In all the self-righteous talk we’ve been hearing about Muslim refugees from Syria, who’s talking about the Christians? Over the past several years, no religious group has been more persecuted throughout the Middle East than the Christians. And yet, hardly a peep.

Yes, the Jewish way is not either/or. We’re supposed to be inclusive. So, with all the beautiful, heartfelt sentiment so many American Jews are expressing for Muslim refugees, why are we not including oppressed Christians in our hearts?

For some reason, the notion of “suffering Christians” seems to resonate less with liberal hearts than “suffering Muslims.” Maybe Muslims are seen as more “exotic” or “misunderstood”; maybe it’s the fact that many liberals have contempt for fundamentalist Christians in America, because of their political positions.

Whatever it is, the poor Christians can’t catch a break. A 2012 Pew study found that “Christians continue to be the world’s most oppressed religious group.”

Even the world’s two most prominent Christians — President Barack Obama and Pope Francis — have hardly said a word about the plight of Christian refugees in Syria.

The current refugee system overwhelmingly favors Muslim refugees. Even though Christians represent more than 10 percent of the Syrian population, of the 2,184 Syrian refugees admitted to the United States so far, only 53 are Christians while 2,098 are Muslims.

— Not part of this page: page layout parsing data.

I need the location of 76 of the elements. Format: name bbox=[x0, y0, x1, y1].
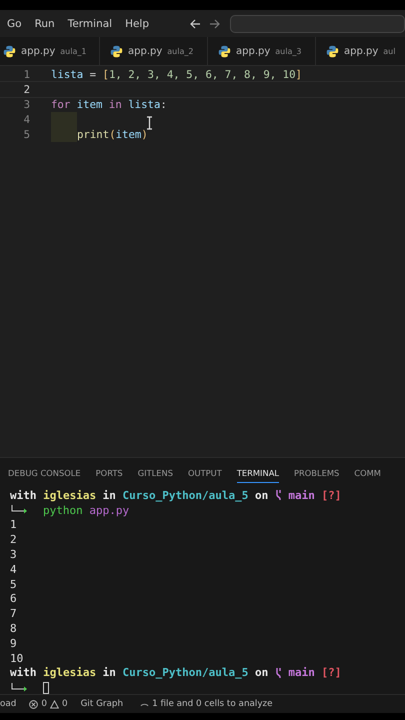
tab-folder: aul bbox=[383, 46, 396, 56]
prompt-text: iglesias bbox=[43, 488, 96, 502]
line-number: 4 bbox=[22, 113, 30, 126]
status-item[interactable]: Git Graph bbox=[80, 699, 124, 709]
editor-tab[interactable]: app.py aula_3 bbox=[208, 37, 316, 65]
output-text: 7 bbox=[10, 607, 17, 620]
text-cursor-icon bbox=[146, 116, 153, 130]
spinner-icon bbox=[140, 701, 150, 707]
line-number: 3 bbox=[22, 98, 30, 111]
panel-tab[interactable]: PROBLEMS bbox=[294, 464, 340, 482]
prompt-text: in bbox=[102, 488, 116, 502]
warning-count[interactable]: 0 bbox=[62, 699, 68, 709]
panel-tab[interactable]: PORTS bbox=[96, 464, 123, 482]
code-line: lista = [1, 2, 3, 4, 5, 6, 7, 8, 9, 10] bbox=[51, 68, 302, 81]
prompt-text: on bbox=[254, 666, 268, 680]
warning-icon[interactable] bbox=[50, 700, 59, 708]
command-text: python bbox=[42, 504, 83, 517]
menu-item[interactable]: Help bbox=[125, 18, 150, 30]
branch-icon bbox=[274, 489, 282, 502]
line-number: 5 bbox=[22, 128, 30, 141]
status-item[interactable]: oad bbox=[0, 699, 16, 709]
python-icon bbox=[326, 44, 339, 58]
error-count[interactable]: 0 bbox=[41, 699, 47, 709]
output-text: 1 bbox=[10, 518, 17, 532]
status-item[interactable]: 1 file and 0 cells to analyze bbox=[152, 699, 273, 709]
output-text: 8 bbox=[10, 622, 17, 636]
search-field[interactable] bbox=[230, 14, 405, 32]
prompt-text: [?] bbox=[321, 488, 342, 502]
line-number: 2 bbox=[22, 83, 30, 96]
output-text: 6 bbox=[10, 592, 17, 606]
error-icon[interactable] bbox=[29, 700, 38, 708]
output-text: 5 bbox=[10, 578, 17, 591]
panel-tab[interactable]: DEBUG CONSOLE bbox=[8, 464, 81, 482]
output-text: 4 bbox=[10, 562, 17, 576]
command-args: app.py bbox=[89, 504, 130, 517]
prompt-text: with bbox=[10, 666, 36, 680]
output-text: 2 bbox=[10, 533, 17, 546]
menu-item[interactable]: Go bbox=[7, 18, 22, 30]
output-text: 9 bbox=[10, 636, 17, 650]
editor-tab[interactable]: app.py aula_1 bbox=[0, 37, 100, 65]
menu-item[interactable]: Terminal bbox=[68, 18, 112, 30]
output-text: 3 bbox=[10, 548, 17, 562]
prompt-text: in bbox=[102, 666, 116, 680]
tab-folder: aula_1 bbox=[60, 46, 86, 56]
python-icon bbox=[218, 44, 231, 58]
prompt-text: with bbox=[10, 488, 36, 502]
code-line: for item in lista: bbox=[51, 98, 167, 111]
prompt-text: Curso_Python/aula_5 bbox=[122, 666, 248, 680]
editor-tab[interactable]: app.py aul bbox=[316, 37, 405, 65]
tab-filename: app.py bbox=[21, 46, 56, 56]
panel-tab[interactable]: TERMINAL bbox=[236, 464, 279, 482]
tab-folder: aula_3 bbox=[275, 46, 302, 56]
prompt-text: on bbox=[254, 488, 268, 502]
prompt-text: [?] bbox=[321, 666, 342, 680]
code-line: print(item) bbox=[76, 128, 148, 141]
panel-tab[interactable]: GITLENS bbox=[138, 464, 173, 482]
tab-folder: aula_2 bbox=[167, 46, 194, 56]
tab-filename: app.py bbox=[128, 46, 162, 56]
back-arrow-icon[interactable] bbox=[190, 18, 202, 28]
prompt-text: main bbox=[288, 666, 315, 680]
prompt-text: Curso_Python/aula_5 bbox=[122, 488, 248, 502]
output-text: 10 bbox=[10, 652, 24, 665]
panel-tab[interactable]: COMM bbox=[354, 464, 381, 482]
forward-arrow-icon[interactable] bbox=[209, 18, 220, 28]
branch-icon bbox=[274, 666, 282, 679]
tab-filename: app.py bbox=[344, 46, 378, 56]
panel-tab[interactable]: OUTPUT bbox=[188, 464, 222, 482]
terminal[interactable]: with iglesias in Curso_Python/aula_5 on main [?] python app.py 1 2 3 4 5 6 7 8 9 10 with iglesias in Curso_Python/aula_5 on main [?] bbox=[0, 488, 405, 694]
line-number: 1 bbox=[22, 68, 30, 81]
editor-tab[interactable]: app.py aula_2 bbox=[100, 37, 208, 65]
python-icon bbox=[3, 44, 16, 58]
prompt-text: iglesias bbox=[43, 666, 96, 680]
python-icon bbox=[110, 44, 123, 58]
tab-filename: app.py bbox=[236, 46, 270, 56]
prompt-text: main bbox=[288, 488, 315, 502]
menu-item[interactable]: Run bbox=[34, 18, 55, 30]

This low number is tragic, because Christians living in Muslim lands are in especially dire straits. “ISIS and other extremist movements across the region,” Eliza Griswold wrote in The New York Times last July, “are enslaving, killing and uprooting Christians, with no aid in sight.”

The goal of ISIS, Griswold reports, is no less than to “eradicate Christians and other minorities altogether. The group twists the early history of Christians in the region — their subjugation by the sword — to legitimize its millenarian enterprise.”

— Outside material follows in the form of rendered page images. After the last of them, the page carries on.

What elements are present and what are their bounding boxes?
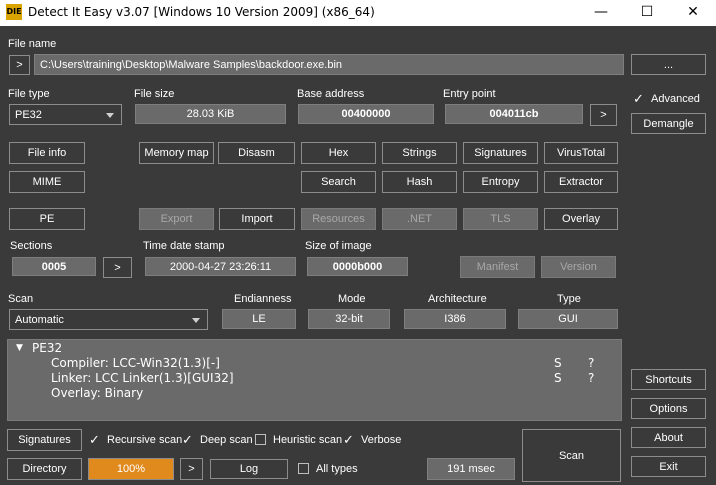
verbose-label: Verbose	[361, 434, 402, 446]
file-name-field[interactable]: C:\Users\training\Desktop\Malware Sample…	[34, 54, 624, 75]
mime-button[interactable]: MIME	[9, 171, 85, 193]
file-info-button[interactable]: File info	[9, 142, 85, 164]
type-label: Type	[557, 293, 581, 305]
chevron-down-icon	[192, 317, 200, 323]
browse-button[interactable]: ...	[631, 54, 706, 75]
strings-button[interactable]: Strings	[382, 142, 457, 164]
entropy-button[interactable]: Entropy	[463, 171, 538, 193]
search-button[interactable]: Search	[301, 171, 376, 193]
advanced-checkbox[interactable]: ✓	[633, 92, 644, 105]
resources-button: Resources	[301, 208, 376, 230]
file-name-label: File name	[8, 38, 57, 50]
base-address-field: 00400000	[298, 104, 434, 124]
result-row-s: S	[554, 356, 562, 370]
time-date-stamp-label: Time date stamp	[143, 240, 225, 252]
result-row-text[interactable]: Linker: LCC Linker(1.3)[GUI32]	[51, 371, 234, 385]
overlay-button[interactable]: Overlay	[544, 208, 618, 230]
result-row-q[interactable]: ?	[588, 371, 594, 385]
export-button: Export	[139, 208, 214, 230]
memory-map-button[interactable]: Memory map	[139, 142, 214, 164]
pe-button[interactable]: PE	[9, 208, 85, 230]
heuristic-scan-label: Heuristic scan	[273, 434, 343, 446]
virustotal-button[interactable]: VirusTotal	[544, 142, 618, 164]
shortcuts-button[interactable]: Shortcuts	[631, 369, 706, 390]
mode-field: 32-bit	[308, 309, 390, 329]
scan-mode-select[interactable]: Automatic	[9, 309, 208, 330]
size-of-image-label: Size of image	[305, 240, 372, 252]
hash-button[interactable]: Hash	[382, 171, 457, 193]
scan-button[interactable]: Scan	[522, 429, 621, 482]
all-types-label: All types	[316, 463, 358, 475]
architecture-label: Architecture	[428, 293, 487, 305]
scan-mode-value: Automatic	[15, 313, 64, 326]
scan-label: Scan	[8, 293, 34, 305]
result-row-s: S	[554, 371, 562, 385]
result-row-text[interactable]: Compiler: LCC-Win32(1.3)[-]	[51, 356, 220, 370]
entry-point-field: 004011cb	[445, 104, 583, 124]
base-address-label: Base address	[297, 88, 365, 100]
file-size-field: 28.03 KiB	[135, 104, 286, 124]
app-icon: DIE	[6, 4, 22, 20]
result-row-text[interactable]: Overlay: Binary	[51, 386, 143, 400]
endianness-label: Endianness	[234, 293, 292, 305]
net-button: .NET	[382, 208, 457, 230]
scan-time-field: 191 msec	[427, 458, 515, 480]
import-button[interactable]: Import	[219, 208, 295, 230]
close-button[interactable]: ✕	[670, 0, 716, 26]
tls-button: TLS	[463, 208, 538, 230]
right-panel	[626, 87, 714, 481]
tree-expand-icon[interactable]: ▼	[16, 343, 23, 353]
demangle-button[interactable]: Demangle	[631, 113, 706, 134]
type-field: GUI	[518, 309, 618, 329]
scan-results-tree[interactable]: ▼ PE32 Compiler: LCC-Win32(1.3)[-] S ? L…	[7, 339, 622, 421]
sections-field: 0005	[12, 257, 96, 276]
manifest-button: Manifest	[460, 256, 535, 278]
file-type-select[interactable]: PE32	[9, 104, 122, 125]
extractor-button[interactable]: Extractor	[544, 171, 618, 193]
log-button[interactable]: Log	[210, 459, 288, 479]
progress-bar: 100%	[88, 458, 174, 480]
entry-point-button[interactable]: >	[590, 104, 617, 126]
result-row-q[interactable]: ?	[588, 356, 594, 370]
heuristic-scan-checkbox[interactable]	[255, 434, 266, 445]
advanced-label: Advanced	[651, 93, 700, 105]
file-open-button[interactable]: >	[9, 55, 30, 75]
recursive-scan-checkbox[interactable]: ✓	[89, 433, 100, 446]
minimize-button[interactable]: —	[578, 0, 624, 26]
options-button[interactable]: Options	[631, 398, 706, 419]
mode-label: Mode	[338, 293, 366, 305]
result-root[interactable]: PE32	[32, 341, 62, 355]
entry-point-label: Entry point	[443, 88, 496, 100]
version-button: Version	[541, 256, 616, 278]
endianness-field: LE	[222, 309, 296, 329]
all-types-checkbox[interactable]	[298, 463, 309, 474]
progress-button[interactable]: >	[180, 458, 203, 480]
maximize-button[interactable]: ☐	[624, 0, 670, 26]
sections-label: Sections	[10, 240, 53, 252]
size-of-image-field: 0000b000	[307, 257, 408, 276]
file-type-label: File type	[8, 88, 50, 100]
hex-button[interactable]: Hex	[301, 142, 376, 164]
deep-scan-label: Deep scan	[200, 434, 253, 446]
chevron-down-icon	[106, 112, 114, 118]
signatures-button[interactable]: Signatures	[7, 429, 82, 451]
verbose-checkbox[interactable]: ✓	[343, 433, 354, 446]
about-button[interactable]: About	[631, 427, 706, 448]
progress-text: 100%	[116, 463, 146, 475]
architecture-field: I386	[404, 309, 506, 329]
deep-scan-checkbox[interactable]: ✓	[182, 433, 193, 446]
directory-button[interactable]: Directory	[7, 458, 82, 480]
exit-button[interactable]: Exit	[631, 456, 706, 477]
disasm-button[interactable]: Disasm	[218, 142, 295, 164]
window-title: Detect It Easy v3.07 [Windows 10 Version…	[28, 5, 375, 19]
title-bar: DIE Detect It Easy v3.07 [Windows 10 Ver…	[0, 0, 716, 26]
file-size-label: File size	[134, 88, 175, 100]
signatures-tool-button[interactable]: Signatures	[463, 142, 538, 164]
sections-button[interactable]: >	[103, 257, 132, 278]
time-date-stamp-field: 2000-04-27 23:26:11	[145, 257, 296, 276]
file-type-value: PE32	[15, 108, 42, 121]
recursive-scan-label: Recursive scan	[107, 434, 183, 446]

As author and Arab expert Raymond Ibrahim adds, “At the hands of the Islamic State, which supposedly precipitated the migrant crisis, Christians have been repeatedly forced to renounce Christ or die; they have been enslaved and raped; and they have had more than 400 of their churches desecrated and destroyed.” 

This horrible situation, Ibrahim writes, was not always the case: “Christians and other religions minorities did not flee from Bashar Assad’s Syria, Saddam Hussein’s Iraq, or Muamar Gaddafi’s Libya. Their systematic persecution began only after the U.S. interfered in those nations in the name of ‘democracy’ but succeeding in only uncorking the jihadi terrorists that the dictators had long kept suppressed.”

Replacing evils with worse evils — that seems to be the nature of the beast in the Mideast jungle.

In any case, if we believe in the concept of triage — taking care of the most urgent cases first — the West ought to seriously wake up to the plight of the Christians of the Middle East, who have no Christian country in the area to escape to.

There are many Arab/Muslim countries who could take in Muslim refugees, but refuse. As reported recently in the Washington Times, Saudi Arabia has over 100,000 empty, air-conditioned tents that could house up to 3 million refugees, but has shut its doors to fellow Muslims in need. I guess oil-rich Arab states figure that the “compassionate West” will handle them.

The irony is that the very persecution of Christians makes it harder to rescue them. As Patrick Goodenough reports on CNSNews.com, the U.S. federal government relies on the United Nations in the refugee application process – and since Syrian Christians are often afraid to register with the U.N., they and other non-Muslims are left out.

This means that refugees in most need of rescue are hardest to reach. But isn’t that the real meaning of compassion — to go the extra mile for those in greatest need? Even if we put aside the charged issue of Muslim terrorists possibly infiltrating the refugees, and just look at basic human need, don’t we owe it to the Christians to pay more attention to their plight?

If the most powerful country on Earth can’t go the extra mile to rescue Christian refugees, who will?

If the most powerful man on Earth can’t bring justice to the most oppressed, who will?

Who will speak up for the most persecuted religious group in the world?

Who will start the #IAmChristian hashtag?